Are annuities a good investment?
Annuity investment

Are annuities a good investment?

 

Every day we are faced with a wide variety of investment options. You may hear about a hot stock on the Dow Jones industrial average; you might be contemplating investing in bonds, both government or corporate; or saw a commercial to buy gold or silver; or you have a relative that wants to open a business. All of these things are potential investments. The question is not if all of them are good investments, but if any of these investments are good for you.

Every day across the globe investors are investing in investments. An investment that is good for one person will not be good for another. To understand whether an investment is good for you depends on a wide variety of factors. Considerations like your age, size of your portfolio, current income and risk tolerance need to be analyzed. There is no single investment product that will be a perfect match for everyone since every investment has its own benefits and deficiencies.

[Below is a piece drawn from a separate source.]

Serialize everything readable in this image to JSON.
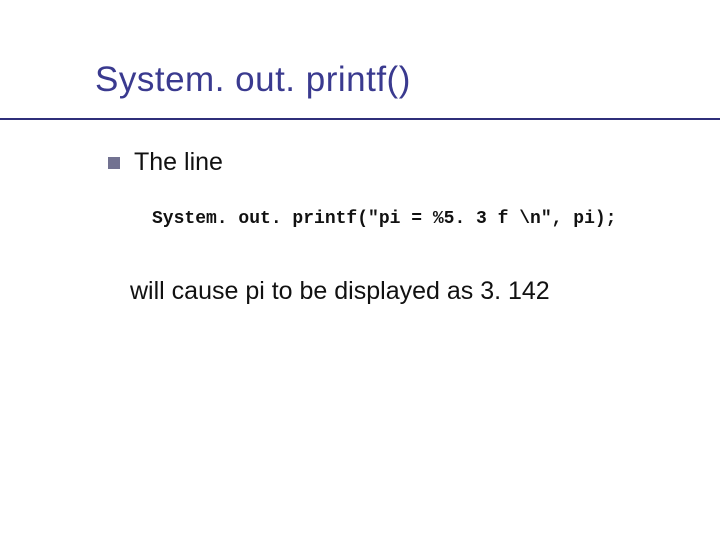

Annuities, in one form or another, have been around a couple thousand years. The earliest investment grade annuities in the United States date back over a century. Throughout the year’s annuities have become increasingly complex and offer a wide variety of personalization. Considering its long history and ability to match options according to investors needs then the obvious answer is: YES, annuities are a good investment for many people.

 

Are annuities a good investment option for seniors?

 

For senior citizens that are searching for a low risk guaranteed lifelong income, annuities become an attractive investment option. If you are looking for guaranteed payments regardless of what is going on in the market, then fixed annuities provide safety. Indexed annuities are also widely purchased by senior citizens because they can have some level of market participation but shield themselves from declines in the stock market. It should be noted that surrender charges from an annuity have the potential of taking a substantial amount of the capital if you no longer wish to hold the annuity. Many senior citizens are concerned about longevity and the ability to continually withdraw funds for an extended period of time. Due to this fact, many insurance companies now provide the option of riders to add security and to provide a guaranteed minimum return. These riders ensure that if the purchasers longevity does not extend to receive a minimum payout threshold then the insurance company will make up the difference.

 

Are annuities a good investment choice for middle-aged investors?

 

For middle-aged investors and recent retiree’s annuities become an especially attractive investment option. For investors looking to gain the most from investing in annuities, the timeframe of 10 to 25 years is ideal. This ensures that the annuity has ample time to appreciate and any surrender charges will expire before you need to withdraw the money. Also, IRS penalties for early withdrawal expire at the age of 59 1/2, so you’ll no longer be subject to early withdrawal fees and penalties by the IRS. For a deferred annuity, you can set the date that payments begin at or near expected retirement date. You can lock in a precise rate of return with a deferred fixed rate annuity, earn a substantial amount with a deferred variable annuity, as well as reap the long-term gains in the market with a deferred indexed annuity. This strategy provides the best opportunity for long-term appreciation of your annuity. If you are in this age group of middle-aged to retiring soon an annuity would make a great part of an overall portfolio.

 

Are annuities a good investment for young people?

 

For younger investors access to income becomes a top priority. From current expenses or emergencies, access to cash to shield yourself from life’s day-to-day activities becomes very important. When you purchase an annuity you are entering into a long-term contract. While you are protected in your long-term earnings and the risk factor is very low, it does come at the cost of not having liquidity of your assets. Regardless of if it is an immediate or deferred annuity any withdraws made prior to 59 1/2 years of age are subject to IRS penalties. The IRS penalty can equate to a 10% tax on your withdrawals. Also as a younger investor, you are more likely to require an early withdrawal of your funds should anything arise. An early withdrawal would activate a surrender charge which can be high depending on your annuity contract. Overall if you are looking for large growth and you have a high tolerance for risk then annuities are not going to be your first choice as an investment option.

 

Conclusion

In the end, there is no such thing as a perfect investment for everyone in every situation. Annuities should not be a first choice investment for younger investors but for more seasoned investors they become an important part of a balanced portfolio. Annuities offer a wide range of risk to return categories. They can be either immediate or deferred annuities. The annuity can be fixed, variable or indexed. When considering investing in annuities always speak to a licensed financial advisor and/or a tax professional.